A primer on primers

A primer (rhymes with dinner) is subset of information included in an encrypted message. The recipient of the message uses the primer to decode the message. In other words, the key to translating the message is contained within the message itself.

A spectacular example of a primer was presented in the film Contact. An extremely long and complex message written in a mysterious code is received from deep space. The scientists scramble to decode the message, but are unable to because they cannot correctly align the symbols at the edges of the thousands of pages contained in the message.

In this scene, three of the pages appear on a large monitor:

Someone discovers that the documents are actually three dimensional. By “folding over” the pages into each other to form a virtual cube, they magically line up, as shown here:

Not only that, within the edge of each page is the primer, the key to translating the message into Earthspeak, including the symbols for true and false:


Using the primer, the scientists are able to translate the message into a user guide that describes how to build an enormously complex machine.

* * *

All documentation contains primers to help the user understand the contents of the document.

Within traditional documentation, primers include:

  • a section explaining the contents of the guide and its audience 
  • a table of contents and index to guide the reader to the correct topic
  • standard document conventions describing how various items are presented in the guide, including: UI elements, paths, code samples, optional items, notes, warnings, and so on
  • instructions on how to view, search and annotate the document (if possible)

Through these items, the information required to understand the document is included in the document itself. It is the inclusion of this information within the larger document that enables this information to be a primer.

In additional to external primers (which are visible to the end user), you can also create internal (private) primers. These are elements which only you and the reviewers can see, and include:

  • questions and comments for reviewers, tagged so that a reviewer can quickly navigate to them
  • notes that apply only to the technical writer, for example, reminders of tasks the writer needs to complete

Again, the principle of the primer applies: information to help understand the message is included in the message itself.

These uses of a primer, effective as they are, are nowhere near as powerful as those in the next generation of documentation: XML. XML strips away all visual formatting in a document, replacing it with pure coded and tagged text. This allows you to easily add meta-information (in the form of additional tags) within the document itself.

An example of this is an XML Schema Guide, a highly technical document describing various programming objects, classes and variables that developers can use. It is possible to create a traditional document that describes these things. However, when the schema changes, for example, if an object is renamed or deleted, the writer must manually update the document.

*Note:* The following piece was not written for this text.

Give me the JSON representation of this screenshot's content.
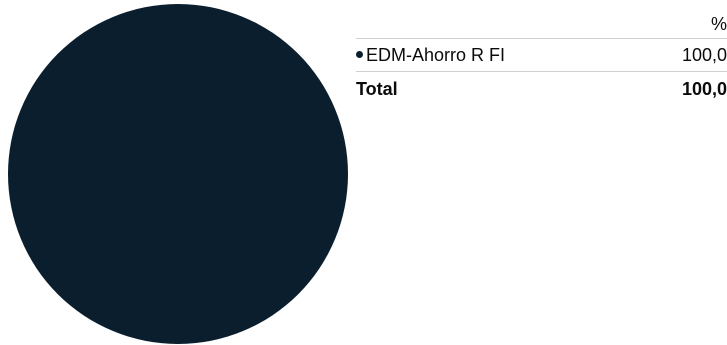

To avoid this, writers and developers can work together to create a schema that is self-documenting. That is, within the schema itself are documentation tags. By updating the information within these tags, and then using an application to transform the schema into a document, the writer can create a schema guide that accurately documents the objects in the schema and displays the relationships between those objects through hyperlinks.

Another example is an installation guide for an application that can be installed under a wide variety of environments. Each portion of the guide that applies to a specific environmental scenario can be tagged accordingly, for example:

  • operating system: [Linux], [Unix], [Windows], [Mac]
  • database: [Oracle], [MS SQL]
  • collaborative software: [Sharepoint], [Groupware]

Using an online application, the end user selects their specific environmental combination then submits a request for the guide. A custom-built guide is then automatically assembled. For the writer, this means no longer having to maintain multiple versions of the guide or use complex “if/then” statements throughout the document (e.g. if you are using Windows, then…, if you are using Oracle, then…)

The message for decoding the guide is literally embedded within the guide itself – the purest form of a primer.